(Reuters) - A federal judge in Florida on Friday ruled that a U.S. law that bars people from possessing firearms in post offices is unconstitutional, citing a landmark U.S. Supreme Court ruling from 2022 that expanded gun rights.
U.S. District Judge Kathryn Kimball Mizelle, an appointee of Republican former President Donald Trump in Tampa, reached that conclusion in dismissing part of an indictment charging a postal worker with illegally possessing a gun in a federal facility.
Mizelle said that charge violated Emmanuel Ayala's right to keep and bear arms under the U.S. Constitution's Second Amendment, saying "a blanket restriction on firearms possession in post offices is incongruent with the American tradition of firearms regulation."

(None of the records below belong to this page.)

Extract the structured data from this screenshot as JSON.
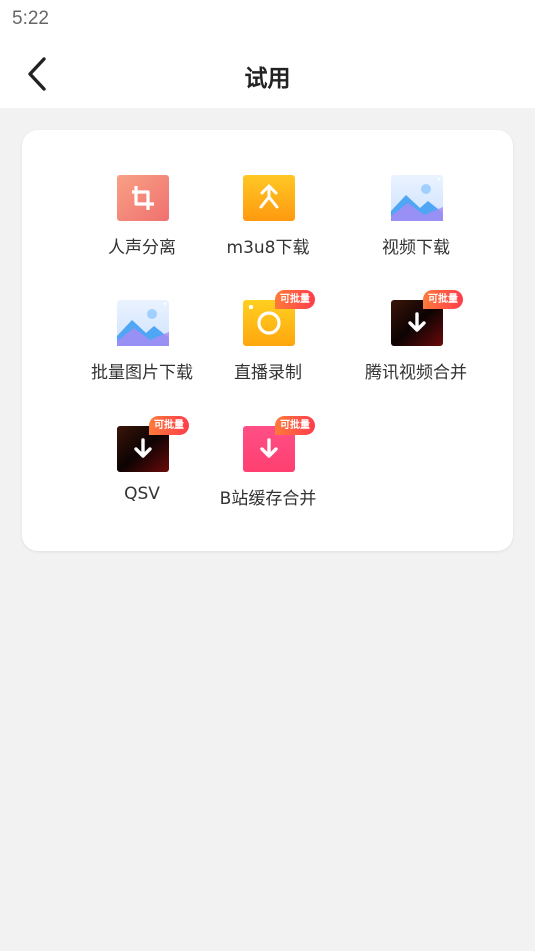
{
  "status_bar": {
    "time": "5:22"
  },
  "header": {
    "title": "试用"
  },
  "tools": [
    {
      "label": "人声分离",
      "icon": "crop-icon",
      "badge": ""
    },
    {
      "label": "m3u8下载",
      "icon": "merge-arrow-icon",
      "badge": ""
    },
    {
      "label": "视频下载",
      "icon": "image-icon",
      "badge": ""
    },
    {
      "label": "批量图片下载",
      "icon": "image-icon",
      "badge": ""
    },
    {
      "label": "直播录制",
      "icon": "record-icon",
      "badge": "可批量"
    },
    {
      "label": "腾讯视频合并",
      "icon": "download-icon",
      "badge": "可批量"
    },
    {
      "label": "QSV",
      "icon": "download-icon",
      "badge": "可批量"
    },
    {
      "label": "B站缓存合并",
      "icon": "download-icon",
      "badge": "可批量"
    }
  ],
  "colors": {
    "background": "#f2f2f2",
    "card": "#ffffff",
    "badge_start": "#ff7a3a",
    "badge_end": "#ff3c4c"
  }
}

She declined to dismiss a separate charge for forcibly resisting arrest. Ayala's lawyer and a U.S. Justice Department spokesperson did not respond to requests for comment.
The decision marked the latest court decision declaring a gun restriction unconstitutional following the conservative-majority Supreme Court's June 2022 ruling in New York State Rifle & Pistol Association v. Bruen.
That ruling recognized for the first time that the Second Amendment protects an individual's right to carry a handgun in public for self-defense. It also established a new test for assessing firearms laws, saying restrictions must be "consistent with this nation's historical tradition of firearm regulation."
Ayala, a U.S. Postal Service truck driver in Tampa, had a concealed weapons permit and kept a Smith & Wesson 9mm handgun in a fanny pack for self-defense, his lawyers said.
He was indicted after prosecutors said he brought the gun onto Postal Service property in 2012 and fled federal agents who tried to detain him.
He was charged under a statute that broadly prohibits possessing a firearm in a federal facility, including a post office.
Mizelle said that while post offices have existed since the nation's founding, federal law did not bar guns in government buildings until 1964 and post offices until 1972. No historical practice dating back to the 1700s justified the ban, she said.
Mizelle said allowing the federal government to restrict visitors from bringing guns into government facilities as a condition of admittance would allow it to "abridge the right to bear arms by regulating it into practical non-existence."